Salt River Project engineers have begun releasing excess water from its two reservoirs on the Verde River.

The Verde River release means the normally dry Salt River will flow through parts of the Valley, according to SRP’s Surface Water Resources Manager Charlie Ester.

Pictures from our news crew showed barricades were erected on part of McKellips Road most affected by the flooding.

[RELATED: SRP says dam & reservoir system ready for major weather event]

The water releases are necessary to create more storage capacity for future runoffs.

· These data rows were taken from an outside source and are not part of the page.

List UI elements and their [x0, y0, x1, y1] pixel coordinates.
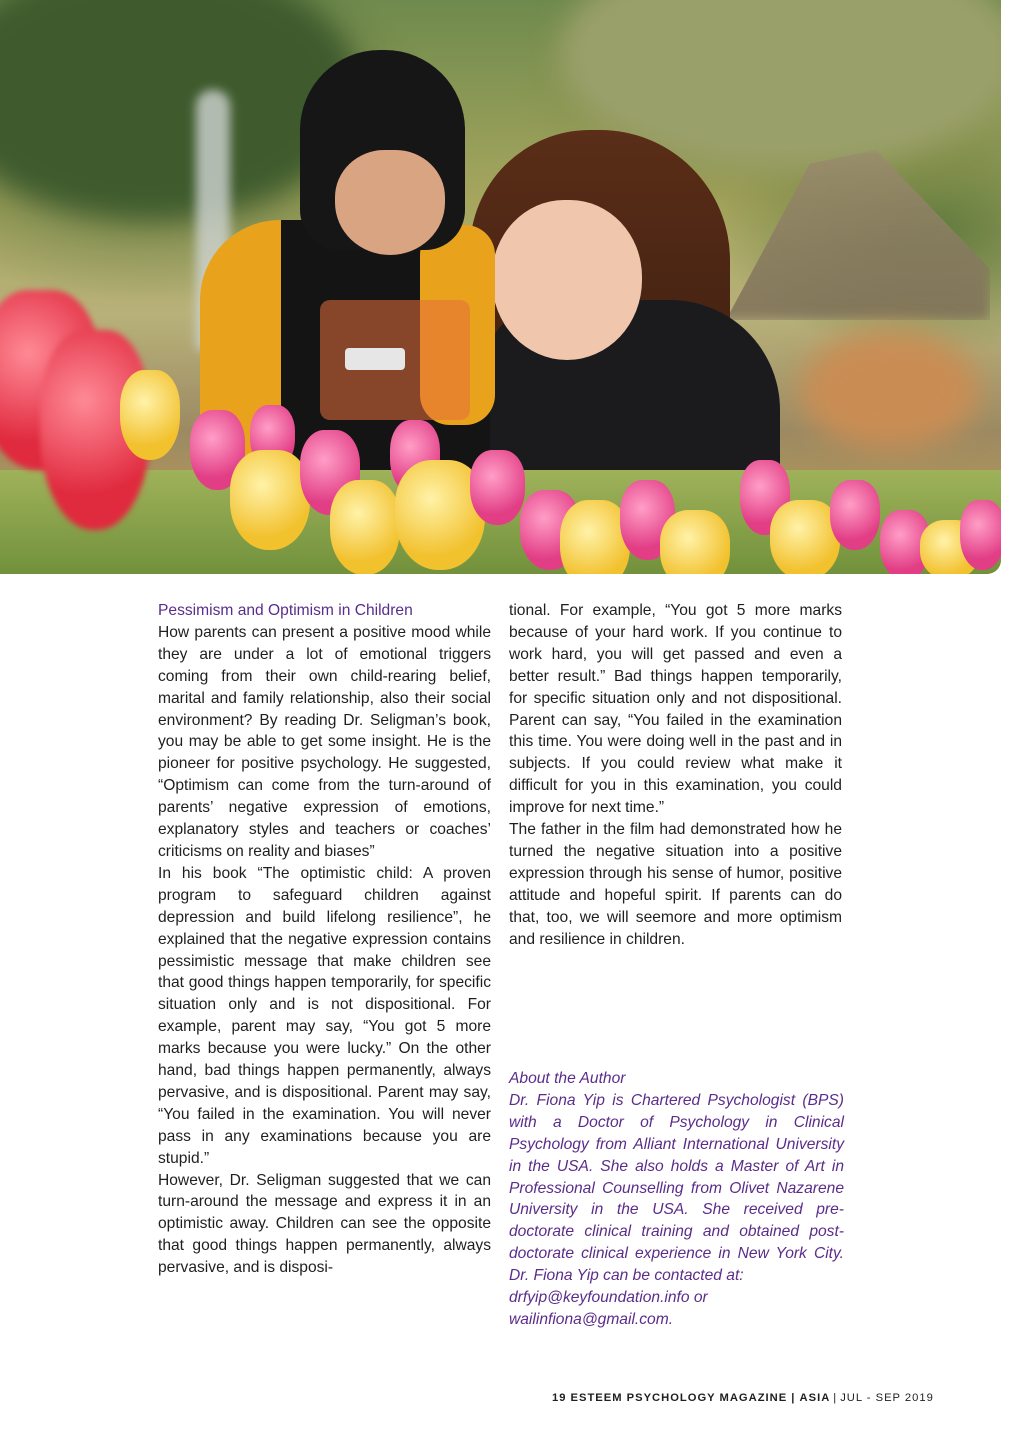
hut-roof — [690, 150, 990, 320]
mother-face — [492, 200, 642, 360]
tulip — [230, 450, 310, 550]
article-paragraph: In his book “The optimistic child: A proven program to safeguard children against depression and build lifelong resilience”, he explained that the negative expression contains pessimistic message that make children see that good things happen temporarily, for specific situation only and is not dispositional. For example, parent may say, “You got 5 more marks because you were lucky.” On the other hand, bad things happen permanently, always pervasive, and is dispositional. Parent may say, “You failed in the examination. You will never pass in any examinations because you are stupid.” — [158, 864, 491, 1167]
footer-separator: | — [791, 1392, 796, 1404]
footer-issue: JUL - SEP 2019 — [840, 1392, 934, 1404]
tulip — [960, 500, 1001, 570]
article-paragraph: The father in the film had demonstrated how he turned the negative situation into a positive expression through his sense of humor, positive attitude and hopeful spirit. If parents can do that, too, we will seemore and more optimism and resilience in children. — [509, 821, 842, 948]
article-column-left — [158, 600, 491, 1279]
tulip — [470, 450, 525, 525]
article-paragraph: How parents can present a positive mood while they are under a lot of emotional triggers coming from their own child-rearing belief, marital and family relationship, also their social environment? By reading Dr. Seligman’s book, you may be able to get some insight. He is the pioneer for positive psychology. He suggested, “Optimism can come from the turn-around of parents’ negative expression of emotions, explanatory styles and teachers or coaches’ criticisms on reality and biases” — [158, 623, 491, 860]
page-footer — [552, 1392, 934, 1404]
tulip — [330, 480, 400, 574]
section-heading: Pessimism and Optimism in Children — [158, 602, 413, 619]
tulip — [660, 510, 730, 574]
jacket-number-patch — [345, 348, 405, 370]
author-email-primary[interactable]: drfyip@keyfoundation.info or — [509, 1289, 708, 1307]
about-title: About the Author — [509, 1070, 626, 1087]
child-face — [335, 150, 445, 255]
tulip — [830, 480, 880, 550]
about-author-box — [509, 1068, 844, 1331]
hero-photo — [0, 0, 1001, 574]
background-blur — [800, 330, 980, 450]
article-column-right — [509, 600, 842, 951]
footer-separator: | — [833, 1392, 838, 1404]
tulip — [120, 370, 180, 460]
about-text: Dr. Fiona Yip is Chartered Psychologist (BPS) with a Doctor of Psychology in Clinical Psychology from Alliant International University in the USA. She also holds a Master of Art in Professional Counselling from Olivet Nazarene University in the USA. She received pre-doctorate clinical training and obtained post-doctorate clinical experience in New York City. Dr. Fiona Yip can be contacted at: — [509, 1091, 844, 1285]
about-body — [509, 1090, 844, 1331]
footer-magazine: 19 ESTEEM PSYCHOLOGY MAGAZINE — [552, 1392, 788, 1404]
author-email-secondary[interactable]: wailinfiona@gmail.com. — [509, 1310, 674, 1328]
article-paragraph: However, Dr. Seligman suggested that we can turn-around the message and express it in an optimistic away. Children can see the opposite that good things happen permanently, always pervasive, and is disposi- — [158, 1171, 491, 1277]
article-paragraph: tional. For example, “You got 5 more marks because of your hard work. If you continue to work hard, you will get passed and even a better result.” Bad things happen temporarily, for specific situation only and not dispositional. Parent can say, “You failed in the examination this time. You were doing well in the past and in subjects. If you could review what make it difficult for you in this examination, you could improve for next time.” — [509, 602, 842, 817]
footer-region: ASIA — [799, 1392, 831, 1404]
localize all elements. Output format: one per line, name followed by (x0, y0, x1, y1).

SRP in late January released water over Granite Reef Dam into the Salt River for a few days because of local inflows below Stewart Mountain Dam on the Salt River and Bartlett Dam on the Verde River.

The most recent significant water release through the Valley was in January 2010.

Then, on Friday, a low-level spill release of about 500 cubic feet per second was initiated from Bartlett Lake on the Verde River, which is reaching near capacity from snow melt.

[RELATED: Read full SRP statement]

The total Verde River storage system is at 87 percent of capacity, up from 45 percent in mid-December. Horseshoe Lake is currently at 94 percent of capacity and Bartlett Lake is 82 percent full.

SRP said in a statement that the combined Salt and Verde system is at 64 percent of capacity, up from 55 percent one year ago.

There is significantly more storage available on the Salt River, which is 61 percent full.

Theodore Roosevelt Lake, which holds about two-thirds of the water SRP stores, is at 53 percent, up from 35 percent on Dec. 15 and an increase of nearly 500,000 acre-feet since mid-December.

This winter’s storms have been a welcome sight for SRP, which in 2016 saw a sixth consecutive below-median runoff season for the first time in its 119 years of record keeping.

That streak will likely be snapped this winter, according to Ester.